Гражданская рапсодия. Сломанные души - [81]
Рассвело. В сравнении со вчерашним днём стало заметно теплее, однако ноги мёрзли. Толкачёв посмотрел в сторону станции — сплошное молочное пятно. И ни звука. Видимо, ещё не проснулись. Он несколько раз подпрыгнул на месте, похлопал себя по плечам, прошёл немного к станции, постоял, ещё немного прошёл. Разводящий уже давно должен был прислать смену. В груди разгоралась тревога: случилось что-то? Может быть, красные вышли к станции и… Глупости, он бы услышал выстрелы. Перебить по-тихому такое количество людей невозможно. Да и не из железа сделаны эти большевики, тоже, поди, спят.
Толкачёв поднялся на платформу, прошёл до конца. На станции было пусто. Следы указывали на то, что недавно здесь стояла армейская часть, а теперь только чернели уголья кострищ да метались туда-сюда под ветром обрывки газет и пустые консервные банки. В суматохе отступления о нём забыли. Толкачёв спустился на рельсы, поскользнулся, упал. С головы слетела фуражка, ветер подхватил её и поволок в степь. Толкачёв развёл руками и выругался в полный голос; бежать за ветром было бесполезно, за ним разве угнаться? Да и не ко времени — за спиной раздался паровозный гудок. Бронепоезд. Толкачёв вновь поднялся на платформу, посмотрел вдаль. Не далее чем в версте поднималась струя плотного сизого дыма. Если не поспешить, не найти убежища, бронепоезд его нагонит и расстреляет из пулемётов. Вот порадуются большевики, разглядывая его в прицельную планку. Толкачёв спрыгнул на насыпь и побежал вдоль путей. Шагов через пятьдесят рельсы оказались развороченными. Отступая, подрывная команда добровольцев разбила пути. Слава богу, это задержит красных на несколько часов.

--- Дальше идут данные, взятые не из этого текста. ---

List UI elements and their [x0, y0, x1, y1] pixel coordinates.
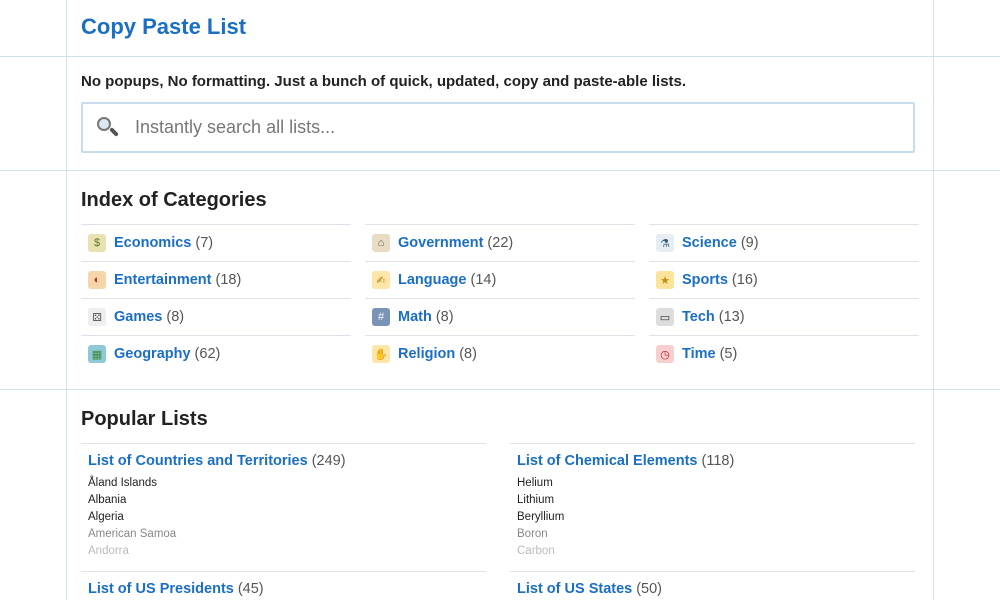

Стало ещё теплее, от Кумженской стрелки ветер надувал снеговые тучи. Но Толкачёв по-прежнему не чувствовал ничего, кроме холода. Не было усталости, хотя прошёл он вёрст пять; не было голода, хотя не ел он уже вторые сутки. Только этот проклятый холод. Он поднял воротник шинели, сунул руки в карманы, но спасения это не принесло.
Впереди на фоне заснеженного неба маяком проявилась водонапорная башня — огромный железный бак на деревянных стропилах — станция, очевидно, Гниловская.
Так и есть. На потемневший доске чёрной краской было выведено «ст. Гниловская. Е.ж.д.». На проходном пути стоял санитарный поезд. В первую минуту Толкачёв подумал, что он пустой, но в заиндевевшие окна выглядывали люди. Толкачёв прошёл в голову состава и ударил ладонью по двери вагона. Дверь открылась почти сразу, сверху вниз на него смотрела Катя.
— Владимир, где ваша фуражка?
— Фуражка? — опешил Толкачёв.
— Ну да.
Он провёл ладонью по волосам.
— Действительно. А я думаю: почему так холодно? А я оказывается потерял фуражку.
— Подождите, у нас есть несколько разных фуражек, сейчас я вам подберу.
— Не надо, Катя. Потом. Кто комендант поезда?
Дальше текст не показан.